Una división de HarperCollins Ibérica, S.A.

Núñez de Balboa, 56

28001 Madrid

 

© 2015 Harlequin Books S.A.

© 2016 Harlequin Ibérica, una división de HarperCollins Ibérica, S.A.

La posesión del millonario, n.º 120 - septiembre 2016

Título original: Billionaire’s Ultimate Acquisition

Publicada originalmente por Mills & Boon®, Ltd., Londres.

 

Todos los derechos están reservados incluidos los de reproducción, total o parcial. Esta edición ha sido publicada con autorización de Harlequin Books S.A.

Esta es una obra de ficción. Nombres, caracteres, lugares, y situaciones son producto de la imaginación del autor o son utilizados ficticiamente, y cualquier parecido con personas, vivas o muertas, establecimientos de negocios (comerciales), hechos o situaciones son pura coincidencia.

® Harlequin, Bianca y logotipo Harlequin son marcas registradas por Harlequin Enterprises Limited.

® y ™ son marcas registradas por Harlequin Enterprises Limited y sus filiales, utilizadas con licencia. Las marcas que lleven ® están registradas en la Oficina Española de Patentes y Marcas y en otros países.

Imagen de cubierta utilizada con permiso de Harlequin Enterprises Limited. Todos los derechos están reservados.

 

I.S.B.N.: 978-84-687-8665-0

 

Conversión ebook: MT Color & Diseño, S.L.

Índice

 

Portadilla

Créditos

Índice

Capítulo 1

Capítulo 2

Capítulo 3

Capítulo 4

Capítulo 5

Capítulo 6

Capítulo 7

Capítulo 8

Capítulo 9

Capítulo 10

Capítulo 11

Si te ha gustado este libro…

Capítulo 1

 

LIMPIAR la bola de pelo que acababa de vomitar su gato era lo último que Isabelle quería tener que hacer antes de una reunión tan importante como la de ese día.

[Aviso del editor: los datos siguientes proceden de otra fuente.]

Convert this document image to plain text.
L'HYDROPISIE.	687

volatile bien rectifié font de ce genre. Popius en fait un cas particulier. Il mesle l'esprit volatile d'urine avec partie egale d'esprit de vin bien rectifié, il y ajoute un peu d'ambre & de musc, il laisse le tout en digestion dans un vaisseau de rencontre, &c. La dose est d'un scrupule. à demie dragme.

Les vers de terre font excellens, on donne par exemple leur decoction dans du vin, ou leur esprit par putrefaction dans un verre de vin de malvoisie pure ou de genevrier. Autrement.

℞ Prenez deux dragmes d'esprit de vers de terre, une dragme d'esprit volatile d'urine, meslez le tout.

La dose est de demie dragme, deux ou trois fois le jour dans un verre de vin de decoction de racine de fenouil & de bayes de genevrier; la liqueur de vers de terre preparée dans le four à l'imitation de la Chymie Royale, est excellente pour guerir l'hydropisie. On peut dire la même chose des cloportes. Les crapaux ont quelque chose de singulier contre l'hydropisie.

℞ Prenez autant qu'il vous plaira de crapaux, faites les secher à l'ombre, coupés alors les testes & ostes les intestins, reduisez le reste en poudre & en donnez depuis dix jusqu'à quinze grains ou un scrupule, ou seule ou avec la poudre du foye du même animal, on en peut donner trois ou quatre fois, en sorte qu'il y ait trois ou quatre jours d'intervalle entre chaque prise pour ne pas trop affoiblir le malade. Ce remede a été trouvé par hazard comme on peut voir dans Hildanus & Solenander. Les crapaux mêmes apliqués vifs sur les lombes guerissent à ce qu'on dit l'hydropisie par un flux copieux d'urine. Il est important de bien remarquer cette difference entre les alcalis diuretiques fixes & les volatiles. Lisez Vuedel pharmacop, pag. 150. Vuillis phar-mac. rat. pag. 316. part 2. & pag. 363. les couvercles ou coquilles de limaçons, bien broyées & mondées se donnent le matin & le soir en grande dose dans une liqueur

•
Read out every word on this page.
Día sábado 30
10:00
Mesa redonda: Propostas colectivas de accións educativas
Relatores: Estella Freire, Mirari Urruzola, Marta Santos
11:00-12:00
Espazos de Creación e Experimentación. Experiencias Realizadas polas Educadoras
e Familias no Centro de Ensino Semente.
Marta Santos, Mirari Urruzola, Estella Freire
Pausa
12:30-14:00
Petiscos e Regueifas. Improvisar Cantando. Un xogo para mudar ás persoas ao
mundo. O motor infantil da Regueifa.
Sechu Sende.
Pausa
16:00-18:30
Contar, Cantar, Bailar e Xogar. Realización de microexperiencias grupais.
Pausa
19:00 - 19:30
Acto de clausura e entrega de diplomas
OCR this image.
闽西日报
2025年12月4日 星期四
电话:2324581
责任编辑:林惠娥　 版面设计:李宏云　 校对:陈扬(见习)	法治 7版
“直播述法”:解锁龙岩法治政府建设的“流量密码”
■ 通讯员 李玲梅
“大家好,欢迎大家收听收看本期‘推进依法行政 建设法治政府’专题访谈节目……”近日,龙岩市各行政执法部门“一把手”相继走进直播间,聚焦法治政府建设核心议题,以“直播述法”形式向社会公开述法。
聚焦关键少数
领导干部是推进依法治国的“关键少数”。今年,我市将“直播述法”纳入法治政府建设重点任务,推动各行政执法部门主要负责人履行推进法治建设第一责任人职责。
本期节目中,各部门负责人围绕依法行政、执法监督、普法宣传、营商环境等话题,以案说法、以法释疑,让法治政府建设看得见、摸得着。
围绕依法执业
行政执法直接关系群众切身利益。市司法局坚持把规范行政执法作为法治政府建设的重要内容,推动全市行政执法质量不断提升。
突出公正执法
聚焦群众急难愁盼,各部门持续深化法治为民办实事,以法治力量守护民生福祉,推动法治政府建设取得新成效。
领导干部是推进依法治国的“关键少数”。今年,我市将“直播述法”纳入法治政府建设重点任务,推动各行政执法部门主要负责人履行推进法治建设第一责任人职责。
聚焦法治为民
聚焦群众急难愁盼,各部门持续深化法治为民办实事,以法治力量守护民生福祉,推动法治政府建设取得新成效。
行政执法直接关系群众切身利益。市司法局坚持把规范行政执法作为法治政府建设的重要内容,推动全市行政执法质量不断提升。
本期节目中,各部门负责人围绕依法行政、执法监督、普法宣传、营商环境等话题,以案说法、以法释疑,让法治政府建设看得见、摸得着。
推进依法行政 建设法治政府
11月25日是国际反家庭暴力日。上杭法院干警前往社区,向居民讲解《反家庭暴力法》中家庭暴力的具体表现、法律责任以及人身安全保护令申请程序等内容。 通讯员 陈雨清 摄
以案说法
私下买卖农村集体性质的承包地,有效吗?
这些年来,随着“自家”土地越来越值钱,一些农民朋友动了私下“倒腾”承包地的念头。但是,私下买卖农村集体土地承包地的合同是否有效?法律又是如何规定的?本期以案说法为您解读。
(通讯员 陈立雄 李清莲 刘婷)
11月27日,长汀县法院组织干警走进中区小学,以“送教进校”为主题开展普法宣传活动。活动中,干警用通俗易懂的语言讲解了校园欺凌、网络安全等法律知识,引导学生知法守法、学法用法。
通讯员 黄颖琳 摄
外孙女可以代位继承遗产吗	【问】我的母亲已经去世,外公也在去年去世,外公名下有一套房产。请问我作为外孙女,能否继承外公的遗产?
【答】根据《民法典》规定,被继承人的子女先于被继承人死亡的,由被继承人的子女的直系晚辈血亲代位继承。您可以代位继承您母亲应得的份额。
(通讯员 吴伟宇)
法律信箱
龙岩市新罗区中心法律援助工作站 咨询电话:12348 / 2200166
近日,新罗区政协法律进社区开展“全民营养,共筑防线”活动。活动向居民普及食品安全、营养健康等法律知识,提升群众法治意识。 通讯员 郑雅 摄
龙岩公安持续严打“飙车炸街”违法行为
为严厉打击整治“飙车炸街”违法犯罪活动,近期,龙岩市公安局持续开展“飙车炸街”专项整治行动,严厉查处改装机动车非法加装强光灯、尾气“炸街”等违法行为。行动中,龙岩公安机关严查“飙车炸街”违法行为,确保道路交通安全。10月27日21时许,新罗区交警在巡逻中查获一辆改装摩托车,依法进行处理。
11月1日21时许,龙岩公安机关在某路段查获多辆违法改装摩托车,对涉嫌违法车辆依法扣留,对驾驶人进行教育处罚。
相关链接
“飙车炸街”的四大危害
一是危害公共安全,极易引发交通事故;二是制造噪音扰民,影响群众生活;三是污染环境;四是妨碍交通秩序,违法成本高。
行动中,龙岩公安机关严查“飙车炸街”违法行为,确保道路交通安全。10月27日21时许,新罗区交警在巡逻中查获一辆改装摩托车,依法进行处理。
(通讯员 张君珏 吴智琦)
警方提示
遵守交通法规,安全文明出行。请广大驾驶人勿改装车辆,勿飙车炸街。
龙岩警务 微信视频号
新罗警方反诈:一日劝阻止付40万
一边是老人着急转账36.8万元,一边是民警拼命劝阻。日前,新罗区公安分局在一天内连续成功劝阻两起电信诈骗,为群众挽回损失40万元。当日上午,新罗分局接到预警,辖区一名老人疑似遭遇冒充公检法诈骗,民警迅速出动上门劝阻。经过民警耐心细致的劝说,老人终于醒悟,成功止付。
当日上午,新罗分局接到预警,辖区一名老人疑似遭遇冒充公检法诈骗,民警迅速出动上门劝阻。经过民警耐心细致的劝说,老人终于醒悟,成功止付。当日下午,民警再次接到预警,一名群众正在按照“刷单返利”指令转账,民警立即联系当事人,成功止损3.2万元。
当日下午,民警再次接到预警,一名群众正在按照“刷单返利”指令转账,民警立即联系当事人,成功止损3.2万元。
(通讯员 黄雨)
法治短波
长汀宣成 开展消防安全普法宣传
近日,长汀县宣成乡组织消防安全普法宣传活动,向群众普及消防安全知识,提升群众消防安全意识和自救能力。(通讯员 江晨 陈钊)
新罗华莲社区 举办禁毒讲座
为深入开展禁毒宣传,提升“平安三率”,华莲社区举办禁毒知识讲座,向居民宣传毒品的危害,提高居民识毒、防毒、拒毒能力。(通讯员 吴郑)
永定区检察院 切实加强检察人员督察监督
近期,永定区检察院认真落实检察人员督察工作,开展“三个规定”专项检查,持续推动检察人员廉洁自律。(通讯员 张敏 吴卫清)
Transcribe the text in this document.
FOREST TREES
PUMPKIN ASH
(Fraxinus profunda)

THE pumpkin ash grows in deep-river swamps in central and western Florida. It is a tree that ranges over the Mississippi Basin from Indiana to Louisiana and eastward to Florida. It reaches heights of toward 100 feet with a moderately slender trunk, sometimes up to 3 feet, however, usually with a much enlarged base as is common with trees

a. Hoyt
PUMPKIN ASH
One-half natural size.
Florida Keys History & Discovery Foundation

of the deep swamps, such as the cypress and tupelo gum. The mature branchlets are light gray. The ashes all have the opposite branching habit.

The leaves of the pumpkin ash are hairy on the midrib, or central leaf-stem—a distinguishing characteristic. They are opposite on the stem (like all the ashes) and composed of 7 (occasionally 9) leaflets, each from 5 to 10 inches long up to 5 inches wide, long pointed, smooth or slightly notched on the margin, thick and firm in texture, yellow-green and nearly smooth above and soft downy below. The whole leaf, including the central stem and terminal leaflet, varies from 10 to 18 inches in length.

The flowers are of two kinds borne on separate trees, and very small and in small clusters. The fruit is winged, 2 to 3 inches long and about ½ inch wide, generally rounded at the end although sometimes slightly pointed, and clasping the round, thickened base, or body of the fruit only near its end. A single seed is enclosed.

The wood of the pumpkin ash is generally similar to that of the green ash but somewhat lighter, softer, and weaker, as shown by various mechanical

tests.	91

Miró consternada a Atticus.

–¿Cómo puedes hacerme esto ahora? –le preguntó.

Atticus ronroneó mientras levantaba con indolencia una de sus patas delanteras para lamérsela. Era como si le estuviera echando en cara que le hablara de esa manera.

Isabelle dejó escapar un suspiro. Cada vez estaba más nerviosa.

–¿Por qué no lo hiciste ayer, cuando tenía tiempo para llevarte al veterinario? ¿Por qué hoy, cuando tengo que reunirme con casi un centenar de personas en la sala de juntas dentro de…?

Echó un vistazo a su reloj y gimió desesperada.

–Dentro de cinco minutos…

Se imaginó al clan Chatsfield entrando en la sala como si fueran los dueños. Iba a tener que enfrentarse con Gene y sus ocho hijos. También estarían allí su sobrino, Spencer Chatsfield, y los dos hermanos menores de este. Le bastaba con pensar en Spencer para que le hirviera la sangre. Como si no hubiera sido suficiente lo que le había hecho hacía diez años. Le parecía increíble que se hubiera podido enamorar de manera tan rápida e intensa de ese hombre. Sobre todo cuando para él solo había sido un juego. Recordarlo hacía que le latiera el corazón a mil por hora y le costara contener la rabia que le producía acordarse de ese momento de su vida. Entonces, había sido demasiado estúpida para darse cuenta de cómo era ese hombre y demasiado crédula e ingenua para ver que estaba jugando con ella solo porque podía hacerlo.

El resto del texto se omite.